Financial Fortress: Free Cash Flow Surpasses $1 Billion
For the first time, Lyft's trailing twelve-month free cash flow exceeded $1 billion. This robust cash generation transforms the company's financial profile, enabling it to fund strategic growth initiatives like the TBR acquisition and Waymo partnership from operations, while also considering shareholder returns. This level of cash flow demonstrates the high operating leverage of the business model at scale.
Take Rate Compression Contradicts Profit Narrative
A key concern is the divergence between top-line growth metrics. While Gross Bookings grew a strong 16% YoY, Revenue only grew 11%. This caused the effective take rate (Revenue as a % of Gross Bookings) to fall to 35.3% from 37.1% in Q3 2024. This trend suggests that a portion of the growth is being fueled by incentives or a mix shift to lower-margin products, putting pressure on the translation of bookings to high-quality revenue.

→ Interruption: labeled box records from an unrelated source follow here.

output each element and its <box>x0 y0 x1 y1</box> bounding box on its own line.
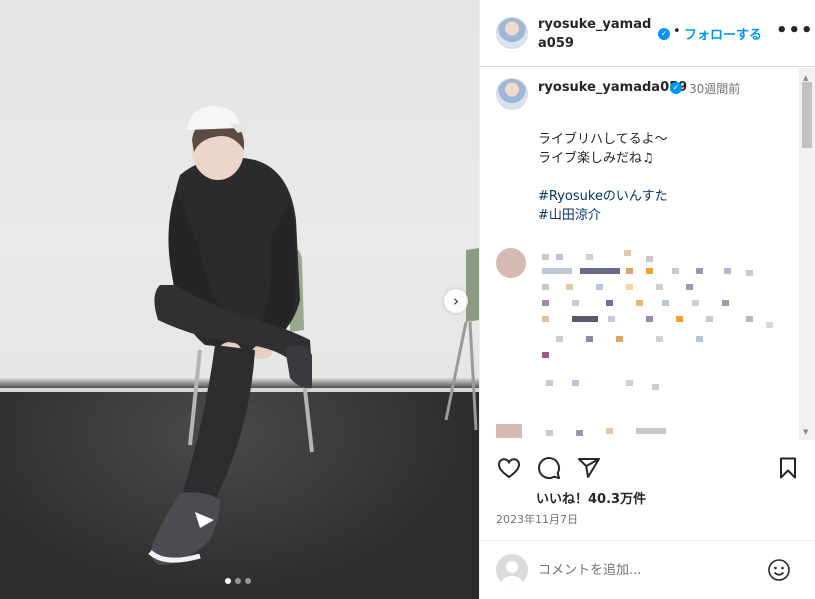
post-time-ago[interactable]: 30週間前 <box>689 80 740 97</box>
post-caption: ライブリハしてるよ〜 ライブ楽しみだね♫ #Ryosukeのいんすた #山田涼介 <box>538 130 668 225</box>
carousel-next-button[interactable]: › <box>444 289 468 313</box>
more-options-icon[interactable]: ••• <box>776 20 814 41</box>
post-actions <box>480 452 815 484</box>
carousel-dot <box>235 578 241 584</box>
scrollbar-thumb[interactable] <box>802 82 812 148</box>
comment-bubble-icon[interactable] <box>537 456 561 480</box>
carousel-dots <box>225 578 251 584</box>
seated-person-figure <box>148 106 479 565</box>
hashtag-link[interactable]: #山田涼介 <box>538 206 668 225</box>
comments-scrollbar[interactable]: ▲ ▼ <box>799 68 815 440</box>
caption-username[interactable]: ryosuke_yamada059 <box>538 80 687 95</box>
post-header: ryosuke_yamada059 ✓ • フォローする ••• <box>480 0 815 67</box>
default-avatar-icon <box>501 561 523 586</box>
caption-avatar[interactable] <box>496 78 528 110</box>
comments-section[interactable]: ryosuke_yamada059 ✓ 30週間前 ライブリハしてるよ〜 ライブ… <box>480 68 815 440</box>
carousel-dot <box>245 578 251 584</box>
chevron-right-icon: › <box>453 292 459 310</box>
like-count[interactable]: いいね！40.3万件 <box>536 488 646 507</box>
carousel-dot <box>225 578 231 584</box>
post-photo[interactable]: › <box>0 0 479 599</box>
hashtag-link[interactable]: #Ryosukeのいんすた <box>538 187 668 206</box>
follow-button[interactable]: フォローする <box>684 24 762 43</box>
add-comment-bar <box>480 540 815 599</box>
comment-input[interactable] <box>538 559 758 581</box>
scroll-up-arrow-icon[interactable]: ▲ <box>803 74 808 82</box>
scroll-down-arrow-icon[interactable]: ▼ <box>803 428 808 436</box>
redacted-comment <box>496 244 786 440</box>
smiley-icon[interactable] <box>767 558 791 582</box>
bookmark-icon[interactable] <box>776 456 800 480</box>
post-date[interactable]: 2023年11月7日 <box>496 511 578 527</box>
verified-badge-icon: ✓ <box>658 28 670 40</box>
avatar[interactable] <box>496 17 528 49</box>
paper-plane-icon[interactable] <box>577 456 601 480</box>
dot-separator: • <box>673 24 681 39</box>
heart-icon[interactable] <box>497 456 521 480</box>
verified-badge-icon: ✓ <box>670 82 682 94</box>
caption-line: ライブ楽しみだね♫ <box>538 151 654 166</box>
header-username[interactable]: ryosuke_yamada059 <box>538 15 658 53</box>
post-detail-panel: ryosuke_yamada059 ✓ • フォローする ••• ryosuke… <box>479 0 815 599</box>
caption-line: ライブリハしてるよ〜 <box>538 132 668 147</box>
current-user-avatar <box>496 554 528 586</box>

Partnerships and Acquisitions Presented as 'Converging Catalysts'
Management is framing 2026 as an inflection point driven by the convergence of multiple growth vectors. This includes the recently launched United Airlines partnership, the full-year impact of the FREENOW acquisition in Europe, and the integration of the newly acquired TBR Global Chauffeuring business. These initiatives significantly expand Lyft's Total Addressable Market and diversify its revenue streams beyond core on-demand rideshare.
AV Strategy Becomes More Concrete with Waymo Partnership
Lyft's autonomous vehicle strategy is moving from theoretical to practical with the Waymo partnership in Nashville. The company will invest $10-15M in a depot to manage a fleet of AVs. The 'integrated supply management' model aims to maximize utilization across both Lyft's and Waymo's platforms, with Lyft earning revenue regardless of which app originates the ride. This represents a tangible, albeit long-term, step towards monetizing the AV ecosystem.

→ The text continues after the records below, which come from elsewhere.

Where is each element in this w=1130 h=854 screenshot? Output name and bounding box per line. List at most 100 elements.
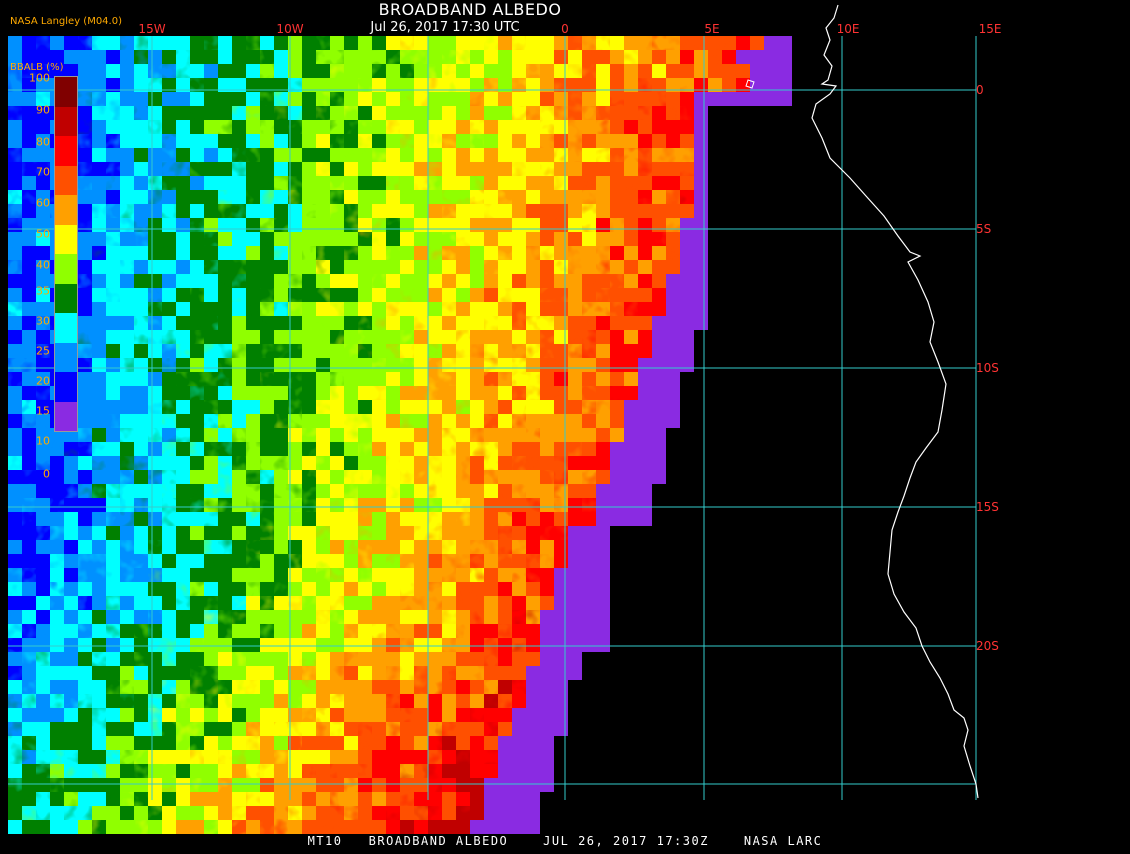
albedo-texture — [120, 694, 134, 708]
albedo-pixel — [554, 652, 568, 666]
legend-swatch — [55, 283, 77, 313]
albedo-pixel — [456, 134, 470, 148]
albedo-pixel — [540, 204, 554, 218]
albedo-texture — [358, 50, 372, 64]
lat-label-5s: 5S — [976, 222, 992, 236]
albedo-texture — [442, 526, 456, 540]
albedo-texture — [50, 722, 64, 736]
albedo-texture — [386, 750, 400, 764]
albedo-pixel — [540, 260, 554, 274]
albedo-pixel — [568, 666, 582, 680]
albedo-texture — [372, 246, 386, 260]
albedo-pixel — [190, 456, 204, 470]
albedo-texture — [414, 316, 428, 330]
albedo-texture — [568, 260, 582, 274]
albedo-pixel — [470, 218, 484, 232]
albedo-texture — [568, 36, 582, 50]
albedo-pixel — [484, 190, 498, 204]
albedo-texture — [498, 624, 512, 638]
albedo-pixel — [624, 344, 638, 358]
albedo-texture — [162, 246, 176, 260]
albedo-pixel — [372, 722, 386, 736]
albedo-pixel — [484, 596, 498, 610]
albedo-texture — [610, 358, 624, 372]
albedo-pixel — [218, 386, 232, 400]
albedo-pixel — [470, 414, 484, 428]
albedo-texture — [610, 330, 624, 344]
albedo-pixel — [372, 176, 386, 190]
albedo-pixel — [78, 204, 92, 218]
albedo-pixel — [386, 400, 400, 414]
albedo-pixel — [8, 36, 22, 50]
albedo-texture — [246, 204, 260, 218]
albedo-texture — [708, 36, 722, 50]
albedo-pixel — [512, 792, 526, 806]
albedo-texture — [302, 596, 316, 610]
albedo-pixel — [232, 176, 246, 190]
albedo-texture — [456, 498, 470, 512]
albedo-pixel — [134, 274, 148, 288]
albedo-pixel — [36, 638, 50, 652]
albedo-texture — [260, 92, 274, 106]
albedo-pixel — [78, 582, 92, 596]
albedo-texture — [372, 400, 386, 414]
albedo-texture — [358, 442, 372, 456]
albedo-texture — [386, 624, 400, 638]
albedo-pixel — [554, 512, 568, 526]
albedo-texture — [498, 484, 512, 498]
albedo-texture — [596, 190, 610, 204]
albedo-pixel — [372, 484, 386, 498]
albedo-pixel — [400, 498, 414, 512]
albedo-pixel — [246, 330, 260, 344]
albedo-pixel — [260, 274, 274, 288]
albedo-texture — [232, 456, 246, 470]
albedo-texture — [372, 50, 386, 64]
albedo-texture — [106, 736, 120, 750]
albedo-texture — [204, 428, 218, 442]
albedo-texture — [190, 148, 204, 162]
albedo-pixel — [596, 274, 610, 288]
albedo-texture — [428, 694, 442, 708]
albedo-texture — [162, 484, 176, 498]
albedo-pixel — [120, 582, 134, 596]
albedo-pixel — [232, 708, 246, 722]
albedo-pixel — [428, 666, 442, 680]
albedo-pixel — [652, 64, 666, 78]
albedo-pixel — [428, 148, 442, 162]
albedo-pixel — [610, 316, 624, 330]
albedo-pixel — [330, 750, 344, 764]
albedo-texture — [498, 372, 512, 386]
albedo-pixel — [456, 414, 470, 428]
albedo-pixel — [274, 568, 288, 582]
albedo-pixel — [456, 204, 470, 218]
albedo-pixel — [638, 400, 652, 414]
albedo-texture — [624, 232, 638, 246]
albedo-texture — [78, 806, 92, 820]
map-title: BROADBAND ALBEDO — [378, 0, 562, 19]
albedo-texture — [176, 372, 190, 386]
albedo-texture — [358, 568, 372, 582]
albedo-pixel — [204, 750, 218, 764]
albedo-pixel — [330, 400, 344, 414]
albedo-pixel — [498, 666, 512, 680]
legend-tick-label: 10 — [36, 434, 50, 448]
albedo-texture — [484, 358, 498, 372]
albedo-texture — [36, 36, 50, 50]
albedo-pixel — [652, 428, 666, 442]
albedo-pixel — [666, 302, 680, 316]
albedo-pixel — [106, 148, 120, 162]
albedo-texture — [246, 176, 260, 190]
albedo-texture — [274, 232, 288, 246]
albedo-pixel — [372, 750, 386, 764]
albedo-pixel — [8, 442, 22, 456]
albedo-pixel — [652, 176, 666, 190]
albedo-pixel — [232, 512, 246, 526]
albedo-pixel — [582, 288, 596, 302]
albedo-pixel — [190, 526, 204, 540]
albedo-pixel — [246, 232, 260, 246]
albedo-pixel — [624, 204, 638, 218]
albedo-texture — [442, 232, 456, 246]
albedo-texture — [512, 414, 526, 428]
albedo-pixel — [162, 386, 176, 400]
albedo-texture — [218, 204, 232, 218]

California Insurance Reform: A 2026 Growth Story with Uncertainty
Management is highly optimistic about California's SB 371 insurance reform, which takes effect in 2026. They plan to pass the 'vast majority' of savings to riders to stimulate demand. While this is a potential tailwind, it remains a future catalyst with uncertain impact on incremental profitability and highlights the business's sensitivity to regulatory shifts.
Other KPIs
Stable. Lyft's profitability remains strong and consistent. Q3 Adjusted EBITDA of $138.9M represented a 2.9% margin on Gross Bookings, a step up from 2.6% a year ago and stable with Q2's 2.9% margin. The company has now delivered three consecutive quarters of GAAP Net Income, solidifying its path to sustained profitability.
Stable. The company delivered its tenth consecutive quarter of double-digit year-over-year rides growth. The 15% growth rate is consistent with recent quarters, providing a steady drumbeat of volume growth that underlies the expansion in Gross Bookings and Active Riders.
Guidance
Accelerating. The midpoint of the guidance ($5.07B) implies 18.5% YoY growth. This represents a clear acceleration from the 16% growth reported in Q3 and 12% in Q2, signaling management's confidence in finishing the year with strong momentum.

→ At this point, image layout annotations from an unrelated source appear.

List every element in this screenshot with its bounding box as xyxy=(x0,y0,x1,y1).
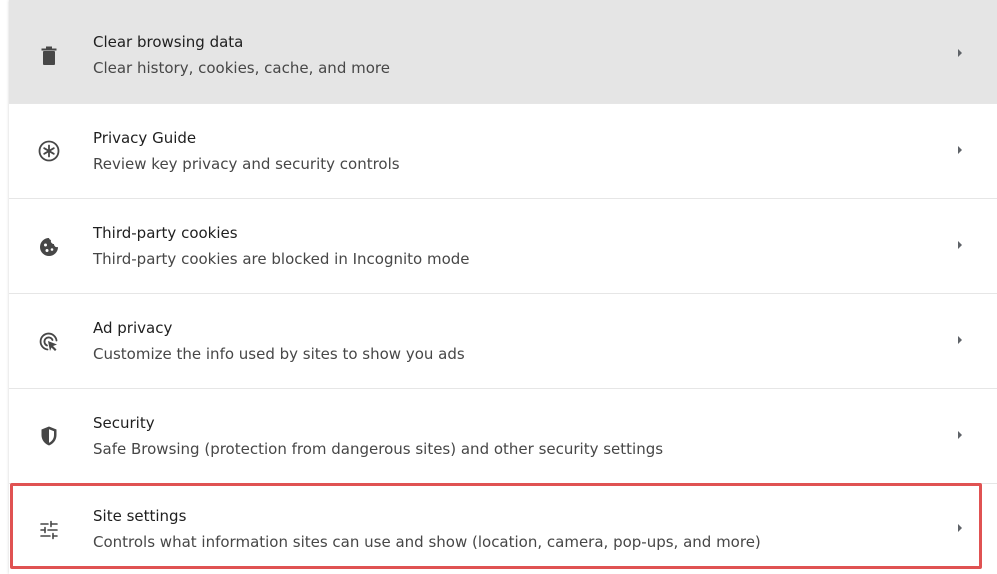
row-title: Clear browsing data xyxy=(93,33,244,51)
ad-privacy-icon xyxy=(37,330,61,354)
site-settings-row[interactable]: Site settings Controls what information … xyxy=(9,483,997,574)
privacy-settings-panel: Clear browsing data Clear history, cooki… xyxy=(9,0,997,574)
row-title: Site settings xyxy=(93,507,187,525)
row-title: Third-party cookies xyxy=(93,224,238,242)
row-subtitle: Review key privacy and security controls xyxy=(93,155,400,173)
row-title: Privacy Guide xyxy=(93,129,197,147)
clear-browsing-data-row[interactable]: Clear browsing data Clear history, cooki… xyxy=(9,0,997,103)
cookie-icon xyxy=(37,235,61,259)
row-subtitle: Clear history, cookies, cache, and more xyxy=(93,59,390,77)
chevron-right-icon xyxy=(955,48,965,58)
chevron-right-icon xyxy=(955,523,965,533)
security-row[interactable]: Security Safe Browsing (protection from … xyxy=(9,388,997,483)
row-title: Security xyxy=(93,414,155,432)
privacy-guide-row[interactable]: Privacy Guide Review key privacy and sec… xyxy=(9,103,997,198)
row-subtitle: Third-party cookies are blocked in Incog… xyxy=(93,250,470,268)
chevron-right-icon xyxy=(955,430,965,440)
row-subtitle: Controls what information sites can use … xyxy=(93,533,761,551)
row-title: Ad privacy xyxy=(93,319,173,337)
shield-icon xyxy=(37,424,61,448)
ad-privacy-row[interactable]: Ad privacy Customize the info used by si… xyxy=(9,293,997,388)
chevron-right-icon xyxy=(955,335,965,345)
trash-icon xyxy=(37,44,61,68)
row-subtitle: Safe Browsing (protection from dangerous… xyxy=(93,440,664,458)
row-subtitle: Customize the info used by sites to show… xyxy=(93,345,465,363)
sliders-icon xyxy=(37,518,61,542)
chevron-right-icon xyxy=(955,240,965,250)
privacy-guide-icon xyxy=(37,139,61,163)
chevron-right-icon xyxy=(955,145,965,155)
third-party-cookies-row[interactable]: Third-party cookies Third-party cookies … xyxy=(9,198,997,293)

Stable to Accelerating. This guidance (implying 15-19% growth) is an improvement from Q3's 15% growth at the high end of the range. This continues the trend of strong volume expansion on the platform.
Stable. The guidance implies an Adjusted EBITDA margin of approximately 2.7% to 3.0% (midpoint 2.86%). This is consistent with the 2.9% margin achieved in Q2 and Q3, indicating a continued focus on maintaining profitability levels while accelerating top-line growth.